What is the oxidation state of each individual carbon atom in ${{C}_{2}}{{O}_{4}}^{2-}$?

Answer 1

Oxidation state is also known as oxidation number. It is defined as the total number of electrons that an atom either gains or loses to form a chemical bond. Each oxygen atom will have a $-2$ oxidation state because no oxygen is involved in peroxide linkage.
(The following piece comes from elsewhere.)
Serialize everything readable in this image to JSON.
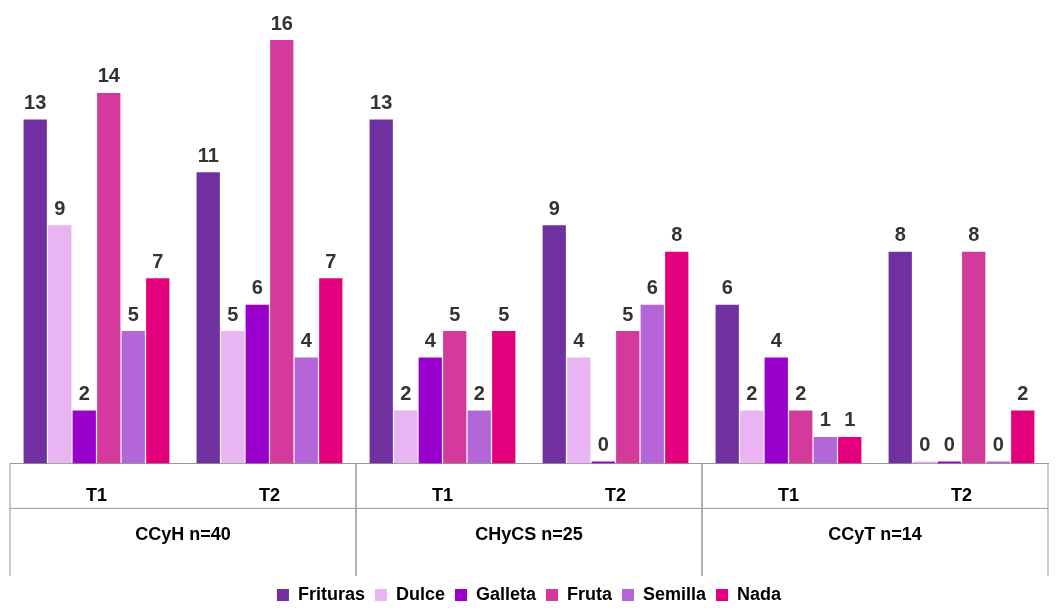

Complete answer: Oxidation states are typically represented by integers which may be positive, zero or negative. In some cases, the average oxidation state of an element is a fraction. For example in case of $F{{e}_{3}}{{O}_{4}}$ (magnetite) the oxidation state of iron is $\dfrac{8}{3}$.
Oxidation state shows the total number of electrons which have been removed from an element or added to an element to get to its present state. Oxidation involves an increase in oxidation state and reduction involves a decrease in oxidation state.
Carbon atoms show $+1,+2,+3,+4$ oxidation states whereas oxygen atoms commonly show $-2$ oxidation states. Here in case of ${{C}_{2}}{{O}_{4}}^{2-}$ known as oxalate ion all the oxygen atom shows $-2$ oxidation state.
${{C}_{2}}{{O}_{4}}^{2-}$ is a polyatomic ion with a $-2$ charge on it. As the chemical structure of this ion is symmetrical , both carbon are equivalent.
Now we have to calculate the oxidation state of the carbon atom, so let us assume the oxidation state of carbon is $x$.
Now, using formula we calculate the oxidation state as:
$2x+(-2)\times 4=-2$
$2x-8=-2$
$2x=+6$
$x=+3$
Therefore, each carbon shows $+3$ oxidation state.

Note:
The oxidation number of oxygen atoms is always $-2$ except in $H_2O$, $O{{F}_{2}}$. In ${{H}_{2}}{{O}_{2}}$ oxidation state of oxygen atom is $-1$ and in $O{{F}_{2}}$ oxidation state of oxygen atom is $+2$. The highest oxidation state is $+9$ in $IrO_{4}^{+}$ cation and lowest oxidation state is $-5$ in $A{{l}_{3}}BC$.